Itália se dispõe a receber lésbica iraniana que será repatriada

Se voltar ao país natal, Pegah Emambakhsh pode ser apedrejada

26 de agosto de 2007 | 17h41

As autoridades italianas disseram que estão dispostas a receber Pegah Emambakhsh, uma homossexual iraniana que o Reino Unido deve repatriar na terça-feira para o Irã -embora ela possa ser apedrejada se voltar ao país natal. A imprensa estampou em suas páginas a oferta da Itália de conceder asilo caso as autoridades britânicas decidam deportar a mulher, detida no dia 13 de agosto no centro de imigração de Yarls Wood, no norte da Inglaterra. O ministro da Justiça italiano, Clemente Mastella, anunciou no sábado em Malta "a plena disposição do Governo" em conceder o estado de refugiada à iraniana, de 40 anos. Os ministros de Igualdade de Oportunidades, Barbara Pollastrini, de Solidariedade Social, Paolo Ferrero e de Assuntos Europeus, Emma Bonino, já haviam se demonstrado favoráveis. Em entrevista publicada neste domingo, 26, pelo jornal La Repubblica, Emambakhsh disse que prefere "morrer" a voltar ao Irã.

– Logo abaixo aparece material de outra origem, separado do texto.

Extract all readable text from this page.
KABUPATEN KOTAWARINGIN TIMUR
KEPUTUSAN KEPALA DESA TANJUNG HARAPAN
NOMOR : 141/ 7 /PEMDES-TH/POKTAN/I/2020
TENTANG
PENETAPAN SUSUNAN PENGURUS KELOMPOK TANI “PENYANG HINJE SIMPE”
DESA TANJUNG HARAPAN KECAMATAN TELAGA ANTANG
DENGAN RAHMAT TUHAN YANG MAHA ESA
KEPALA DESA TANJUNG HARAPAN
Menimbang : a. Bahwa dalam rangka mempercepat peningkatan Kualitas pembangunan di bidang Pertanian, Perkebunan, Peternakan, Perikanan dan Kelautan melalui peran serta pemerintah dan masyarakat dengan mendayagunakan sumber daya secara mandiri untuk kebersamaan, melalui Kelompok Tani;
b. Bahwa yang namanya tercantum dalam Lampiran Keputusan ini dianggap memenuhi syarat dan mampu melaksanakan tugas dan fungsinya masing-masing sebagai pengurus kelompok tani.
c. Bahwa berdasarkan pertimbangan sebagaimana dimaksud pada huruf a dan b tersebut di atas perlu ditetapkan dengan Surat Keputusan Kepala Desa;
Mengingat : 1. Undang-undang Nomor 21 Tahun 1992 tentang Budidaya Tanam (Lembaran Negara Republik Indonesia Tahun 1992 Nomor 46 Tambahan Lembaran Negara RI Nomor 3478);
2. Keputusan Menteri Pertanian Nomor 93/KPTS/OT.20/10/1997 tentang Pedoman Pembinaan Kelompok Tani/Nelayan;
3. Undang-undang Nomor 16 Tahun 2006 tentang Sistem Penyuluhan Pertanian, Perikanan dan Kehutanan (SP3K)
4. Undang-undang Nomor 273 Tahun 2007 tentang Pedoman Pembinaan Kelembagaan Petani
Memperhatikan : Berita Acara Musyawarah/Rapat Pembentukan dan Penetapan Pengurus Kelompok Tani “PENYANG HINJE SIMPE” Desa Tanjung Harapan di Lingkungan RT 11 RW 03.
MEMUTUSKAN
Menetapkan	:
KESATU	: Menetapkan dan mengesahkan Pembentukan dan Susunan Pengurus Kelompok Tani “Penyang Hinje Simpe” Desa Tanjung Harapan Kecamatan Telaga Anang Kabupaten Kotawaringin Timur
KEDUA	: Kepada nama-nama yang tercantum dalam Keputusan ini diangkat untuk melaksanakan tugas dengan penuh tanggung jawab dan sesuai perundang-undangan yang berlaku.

Ela disse temer a pena por apedrejamento à qual seria condenada por ser homossexual, o que chamou de "algo mais horrível e doloroso que a morte". A iraniana denunciou que sua companheira foi interrogada e condenada ao apedrejamento por ser considerada imoral. Emambakhsh deixou dois filhos no Irã e afirmou que fugiu do país em 2005 depois de sua companheira ser presa, pois sabia que acabaria sendo também. Segundo a mulher, as autoridades britânicas decidiram repatriá-la depois que o Ministério do Interior britânico não encontrou sua "declaração de homossexualismo". Grupos de homossexuais e membros dos partidos Democratas de Esquerda, Verdes e Radicais farão uma manifestação na segunda-feira diante da embaixada britânica em Roma para pedir que a mulher não seja deportada.